Yalnız tek bir derdim var, bu kadar çok kaleyi düşüneceğine ceza sahası içerisinde biraz daha sağı solu görse 4-5 tane asist yapmış olacaktı bugün. İşte o zaman iyice efsanevi bir performans izlerdik. Gerçi son dakikalarda Jo da sağına çıkarıp kendisinin boş kaleye gol atmasını sağlayabilirdi, o da olmadı. Bu maçın heyecanı olsun bunlar. Şahsım adına önümüzdeki maç ayrı bir merak konusu olacak Giovani Dos Santos'un bu oyunundan sonra. Bekleyelim, görelim.. Bu kadar sert ve umutsuz şekilde eleştirdiğim bir isim konusunda ilk kez yanılacak mıyım bakalım göreceğiz..
1.03.2010
Kaydol:
Kayıt Yorumları (Atom)
17 yorum:
Daha dur, Galatasaray öyle bir hale sokacak ki seni " Her yerinden öpüyorum Leo Franco" diyeceksin :))

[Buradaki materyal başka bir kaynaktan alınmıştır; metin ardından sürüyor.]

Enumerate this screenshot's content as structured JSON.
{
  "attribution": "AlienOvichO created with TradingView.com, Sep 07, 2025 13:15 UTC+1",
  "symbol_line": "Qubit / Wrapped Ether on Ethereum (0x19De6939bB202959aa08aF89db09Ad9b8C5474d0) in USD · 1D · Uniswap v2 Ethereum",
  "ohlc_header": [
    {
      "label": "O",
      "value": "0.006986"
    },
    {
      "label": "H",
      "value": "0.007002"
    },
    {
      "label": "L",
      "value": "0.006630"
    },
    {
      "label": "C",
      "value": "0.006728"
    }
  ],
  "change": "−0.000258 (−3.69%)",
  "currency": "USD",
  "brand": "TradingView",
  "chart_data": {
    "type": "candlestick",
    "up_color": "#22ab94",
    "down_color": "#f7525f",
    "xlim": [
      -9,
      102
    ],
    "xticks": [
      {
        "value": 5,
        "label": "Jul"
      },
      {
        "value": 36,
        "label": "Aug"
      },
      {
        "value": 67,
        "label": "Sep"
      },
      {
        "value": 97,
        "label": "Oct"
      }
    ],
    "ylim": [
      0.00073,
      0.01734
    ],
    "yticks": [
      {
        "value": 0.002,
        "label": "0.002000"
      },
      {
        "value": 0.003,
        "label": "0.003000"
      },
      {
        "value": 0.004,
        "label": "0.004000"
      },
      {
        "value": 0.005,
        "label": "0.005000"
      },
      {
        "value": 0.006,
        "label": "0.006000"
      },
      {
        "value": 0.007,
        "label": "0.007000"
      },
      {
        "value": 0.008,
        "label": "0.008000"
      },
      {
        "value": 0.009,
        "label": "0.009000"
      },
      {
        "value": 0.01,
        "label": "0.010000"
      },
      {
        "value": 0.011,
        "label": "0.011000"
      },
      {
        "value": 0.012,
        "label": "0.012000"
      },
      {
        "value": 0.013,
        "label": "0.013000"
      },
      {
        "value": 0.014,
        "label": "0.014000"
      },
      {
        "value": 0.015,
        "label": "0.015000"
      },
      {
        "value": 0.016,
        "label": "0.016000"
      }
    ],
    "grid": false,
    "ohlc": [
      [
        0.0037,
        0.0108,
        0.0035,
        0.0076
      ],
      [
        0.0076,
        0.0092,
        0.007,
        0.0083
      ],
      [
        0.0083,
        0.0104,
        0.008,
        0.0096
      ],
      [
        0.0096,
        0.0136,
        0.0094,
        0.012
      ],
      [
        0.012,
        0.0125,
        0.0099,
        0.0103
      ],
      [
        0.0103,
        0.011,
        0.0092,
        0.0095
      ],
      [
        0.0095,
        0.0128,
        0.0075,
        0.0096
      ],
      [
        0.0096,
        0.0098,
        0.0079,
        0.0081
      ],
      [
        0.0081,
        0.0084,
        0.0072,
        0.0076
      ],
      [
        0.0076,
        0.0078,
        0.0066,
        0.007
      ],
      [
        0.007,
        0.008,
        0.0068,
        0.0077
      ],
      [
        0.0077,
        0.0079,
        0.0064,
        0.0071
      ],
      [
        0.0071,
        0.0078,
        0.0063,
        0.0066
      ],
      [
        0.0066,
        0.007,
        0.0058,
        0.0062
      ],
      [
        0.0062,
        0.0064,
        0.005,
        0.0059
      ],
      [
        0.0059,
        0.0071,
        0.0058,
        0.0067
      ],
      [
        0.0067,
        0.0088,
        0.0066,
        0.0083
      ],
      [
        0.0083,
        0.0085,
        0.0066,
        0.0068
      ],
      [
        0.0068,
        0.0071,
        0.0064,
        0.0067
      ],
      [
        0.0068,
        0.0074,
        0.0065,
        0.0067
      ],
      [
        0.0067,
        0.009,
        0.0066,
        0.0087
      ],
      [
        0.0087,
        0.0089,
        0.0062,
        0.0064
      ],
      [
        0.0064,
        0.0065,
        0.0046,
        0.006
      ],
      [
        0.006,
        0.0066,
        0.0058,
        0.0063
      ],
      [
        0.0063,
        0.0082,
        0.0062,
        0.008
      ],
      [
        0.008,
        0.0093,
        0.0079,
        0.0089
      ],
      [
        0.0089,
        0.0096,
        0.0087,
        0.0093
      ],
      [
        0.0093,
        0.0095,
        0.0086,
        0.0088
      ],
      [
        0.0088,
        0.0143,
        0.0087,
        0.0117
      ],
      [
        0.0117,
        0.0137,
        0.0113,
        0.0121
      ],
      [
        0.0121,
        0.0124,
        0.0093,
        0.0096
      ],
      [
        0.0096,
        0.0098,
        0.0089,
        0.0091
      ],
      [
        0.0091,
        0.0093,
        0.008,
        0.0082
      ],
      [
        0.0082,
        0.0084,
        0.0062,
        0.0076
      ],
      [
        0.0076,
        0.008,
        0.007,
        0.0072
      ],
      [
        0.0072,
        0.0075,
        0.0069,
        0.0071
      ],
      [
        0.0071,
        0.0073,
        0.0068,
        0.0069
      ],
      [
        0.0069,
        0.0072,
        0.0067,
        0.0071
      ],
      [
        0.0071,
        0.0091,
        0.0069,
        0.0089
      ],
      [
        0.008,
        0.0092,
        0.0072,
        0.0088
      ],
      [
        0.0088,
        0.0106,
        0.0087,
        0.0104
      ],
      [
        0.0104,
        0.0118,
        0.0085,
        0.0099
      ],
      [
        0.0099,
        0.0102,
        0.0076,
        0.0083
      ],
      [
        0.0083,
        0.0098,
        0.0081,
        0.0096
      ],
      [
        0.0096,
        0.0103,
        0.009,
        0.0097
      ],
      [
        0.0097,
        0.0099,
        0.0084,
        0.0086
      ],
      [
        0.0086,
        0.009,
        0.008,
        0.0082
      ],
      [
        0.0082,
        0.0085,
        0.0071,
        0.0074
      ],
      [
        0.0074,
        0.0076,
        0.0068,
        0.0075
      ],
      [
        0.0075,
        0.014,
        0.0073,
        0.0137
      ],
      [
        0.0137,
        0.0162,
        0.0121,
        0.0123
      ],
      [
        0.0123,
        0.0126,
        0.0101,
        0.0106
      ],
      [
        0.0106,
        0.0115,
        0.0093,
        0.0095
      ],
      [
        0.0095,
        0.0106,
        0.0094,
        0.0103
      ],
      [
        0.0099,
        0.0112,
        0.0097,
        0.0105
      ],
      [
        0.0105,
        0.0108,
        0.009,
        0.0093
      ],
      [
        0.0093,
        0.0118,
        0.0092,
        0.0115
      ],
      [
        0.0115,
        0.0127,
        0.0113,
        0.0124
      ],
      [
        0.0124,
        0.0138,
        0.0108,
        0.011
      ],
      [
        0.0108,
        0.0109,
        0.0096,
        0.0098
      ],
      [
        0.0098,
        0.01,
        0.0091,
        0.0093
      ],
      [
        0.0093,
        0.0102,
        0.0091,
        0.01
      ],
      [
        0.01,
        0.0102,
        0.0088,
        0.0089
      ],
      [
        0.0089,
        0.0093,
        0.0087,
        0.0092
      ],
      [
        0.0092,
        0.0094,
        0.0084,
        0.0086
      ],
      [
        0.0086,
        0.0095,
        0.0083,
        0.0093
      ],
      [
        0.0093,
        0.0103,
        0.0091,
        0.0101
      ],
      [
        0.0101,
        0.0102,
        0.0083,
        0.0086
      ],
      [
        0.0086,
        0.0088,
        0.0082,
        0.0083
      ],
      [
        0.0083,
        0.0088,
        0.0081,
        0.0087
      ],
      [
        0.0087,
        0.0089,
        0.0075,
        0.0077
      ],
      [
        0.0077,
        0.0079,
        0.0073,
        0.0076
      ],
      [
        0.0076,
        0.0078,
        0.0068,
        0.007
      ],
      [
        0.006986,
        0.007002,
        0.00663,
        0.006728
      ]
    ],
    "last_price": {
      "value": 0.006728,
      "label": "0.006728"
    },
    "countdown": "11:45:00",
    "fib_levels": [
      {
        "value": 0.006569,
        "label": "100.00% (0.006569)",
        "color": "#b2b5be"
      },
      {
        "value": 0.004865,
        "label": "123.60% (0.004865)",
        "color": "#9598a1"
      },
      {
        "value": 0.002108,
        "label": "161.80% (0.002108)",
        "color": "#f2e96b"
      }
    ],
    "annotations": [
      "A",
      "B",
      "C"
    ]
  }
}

zooey deschanel isimli ulasılamaz guzellik ile beni evlendirse bile leo hakkında iyi konusmam.. bu adamın galatasaray'a en buyuk katkısı cekip gitmek olacak..
santos boyle oynamaya devam etsin formasını bile alırım da bana leo demeyin..
Futbolu PES gibi düşünüp her transferin sahaya ilk ayak bastığı andan itibaren Messi, Essien ya da Cannavaro ayarında oynamasını beklemenin sonuçları bunlar hep. Lucas Neill 2-1'lik Antalya maçından sonra yılın balonu ilan edilmişti senin tarafından. Beşiktaş maçından sonra da en faydalı transfer oluverdi birden. Elano için senin deüşüncelerini bilmesem de 1-2 ay öncesine kadar söylenenler ortada. Yeni ülkeye mi gelmiş, farklı bir futbol kültürüne mi alışmaya çalışıyor, son 1-1.5 yıldır doğrudüzgün 90 dakika oynamamış mı önemli değil. Playstation ya bu dış faktörler önemsiz. 2010 Dünya Kupası'nın yıldız adaylarından biri olarak gösterilen bu adam kötü futbolcu mudur yoksa şu ana kadar alışma sürecinde yetersiz bir performans mı gösteriyordur bunu doğru anlamak lazım.
Ha bir de bu kadar sert ve umutsuz şekilde eleştirip yanıldığın en az bir futbolcu daha var. Kendisi 55 numaralı formayı giymekte olup sağ bek pozisyonunda oynamaktadır.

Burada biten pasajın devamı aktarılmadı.